О письмах Генри Кейко не упоминала, лишь в конце приписала, что очень скучает и надеется, что у него все хорошо.
В тот же вечер Генри написал ответ, а наутро отправил.
Следующего письма он ждал почти два месяца, а когда ответ пришел, то из него ему показалось, что Кейко стала еще более занятой. К тому времени Генри отправил еще несколько писем и теперь не понимал, на какое из них Кейко отвечает. И не пропали ли они вовсе в дороге?
Генри уже знал, что время разделяет людей куда сильнее, чем горы и расстояния, разделяет неумолимо и до смертной тоски. И любовь тогда обращается в боль.
45
Годы 1945
Сворачивая с Саут-Кинг, Генри нос к носу столкнулся с Чезом. За время, что они не виделись. Генри вырос на целую голову и теперь не просто мог заглянуть своему бывшему мучителю в глаза, а даже смотрел на него сверху вниз. Чез казался коротышкой, пусть и тяжелее Генри килограммов на десять-пятнадцать.
Чез нехотя буркнул «привет». Генри смерил его грозным взглядом. Чез обогнул его и двинулся дальше.
– Все равно мой папаша купит твою подружку, – буркнул он на ходу.
– Что ты сказал?!
Генри, неожиданно для обоих, схватил Чеза за руку и развернул к себе.
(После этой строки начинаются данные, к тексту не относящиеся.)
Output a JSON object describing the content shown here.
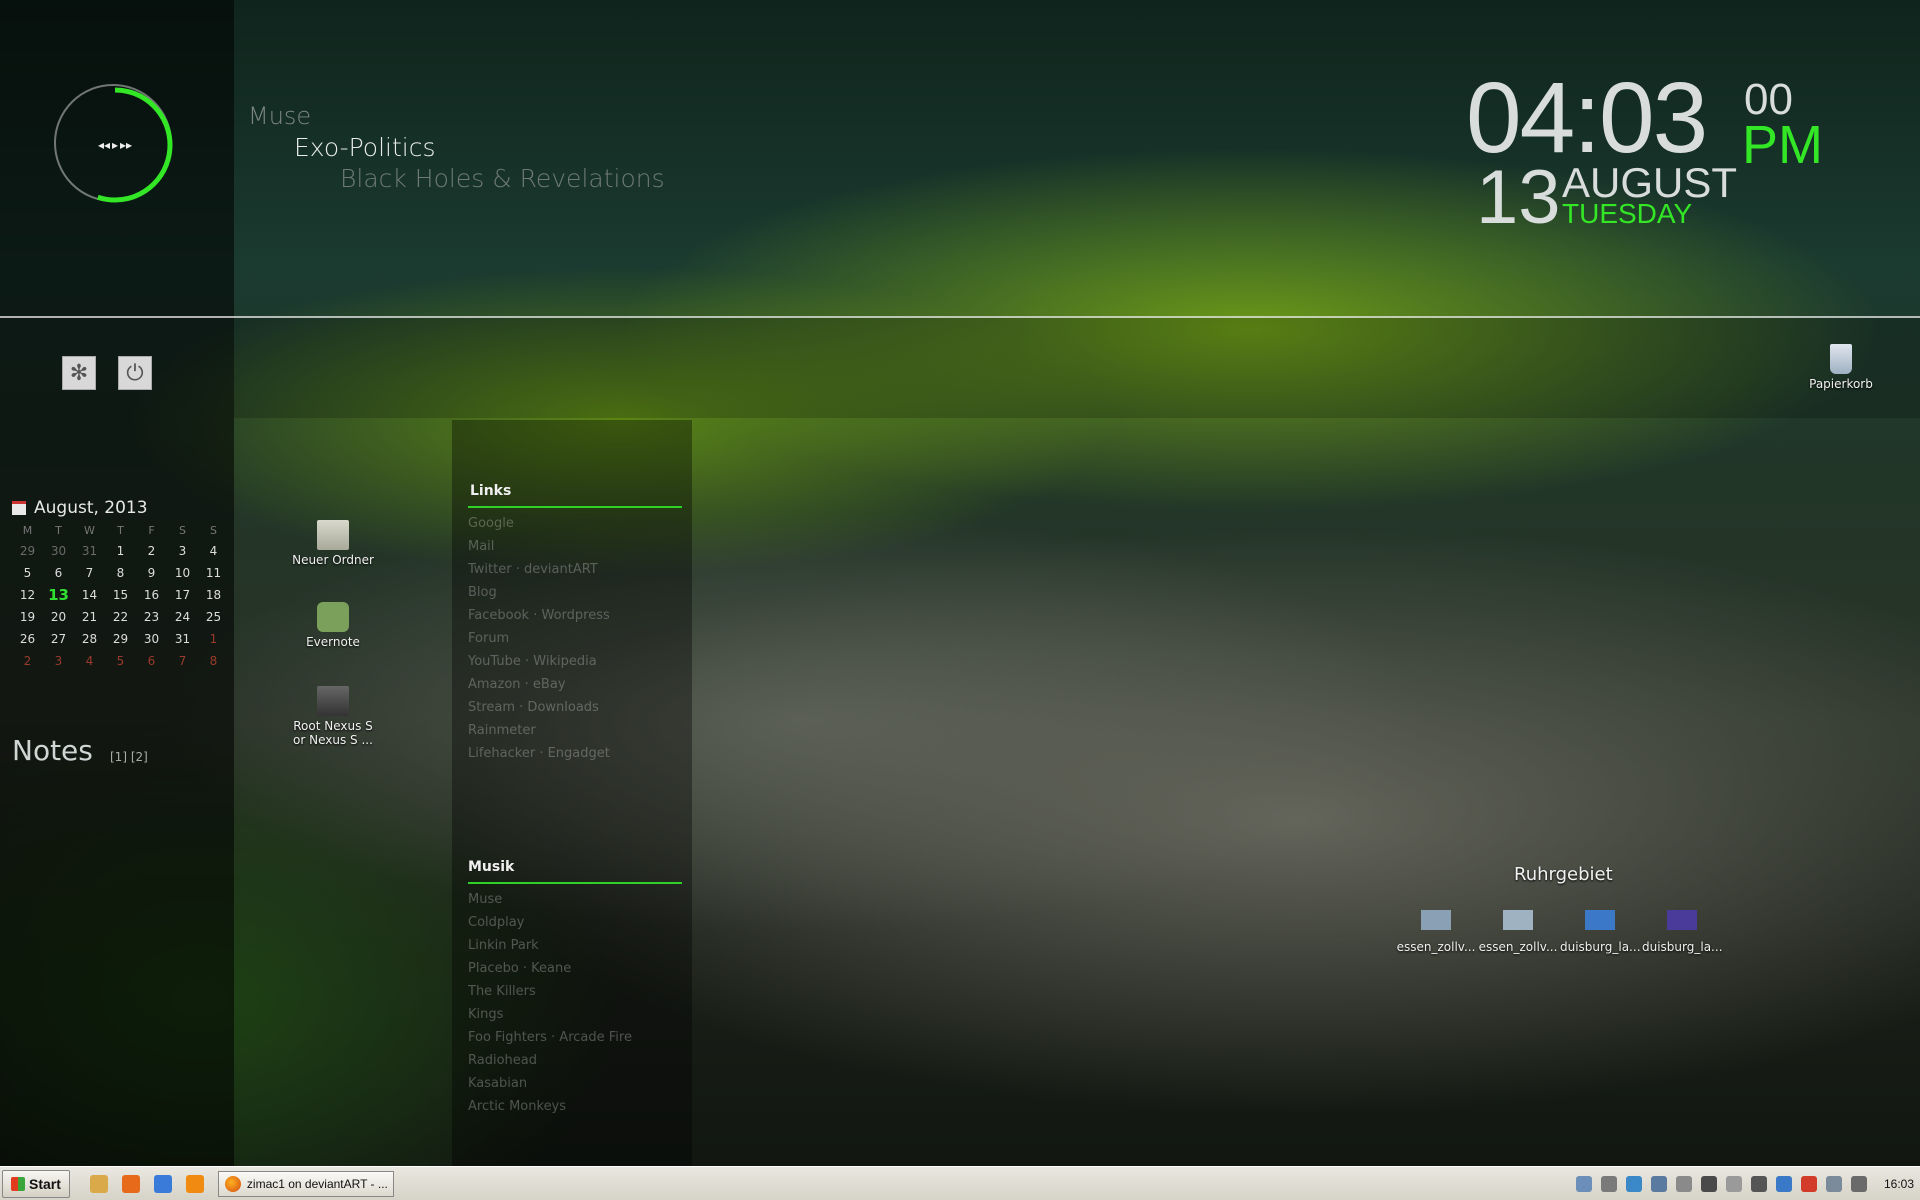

– Отец скупает остатки японского квартала, так что вернется твоя подружка из концлагеря, а дом ее тю-тю! – Чез вырвал руку, попятился. И куда подевалась былая вальяжность. – Что тогда будешь делать?
Генри смотрел, как Чез удаляется едва ли не бегом. Затем обернулся на то, что осталось от Нихонмати. Уцелело немногое – лишь самые большие здания оказались никому не по карману, вроде отеля «Панама», единственного напоминания о японской общине. Все остальное было разграблено, снесено или скуплено китайцами и белыми.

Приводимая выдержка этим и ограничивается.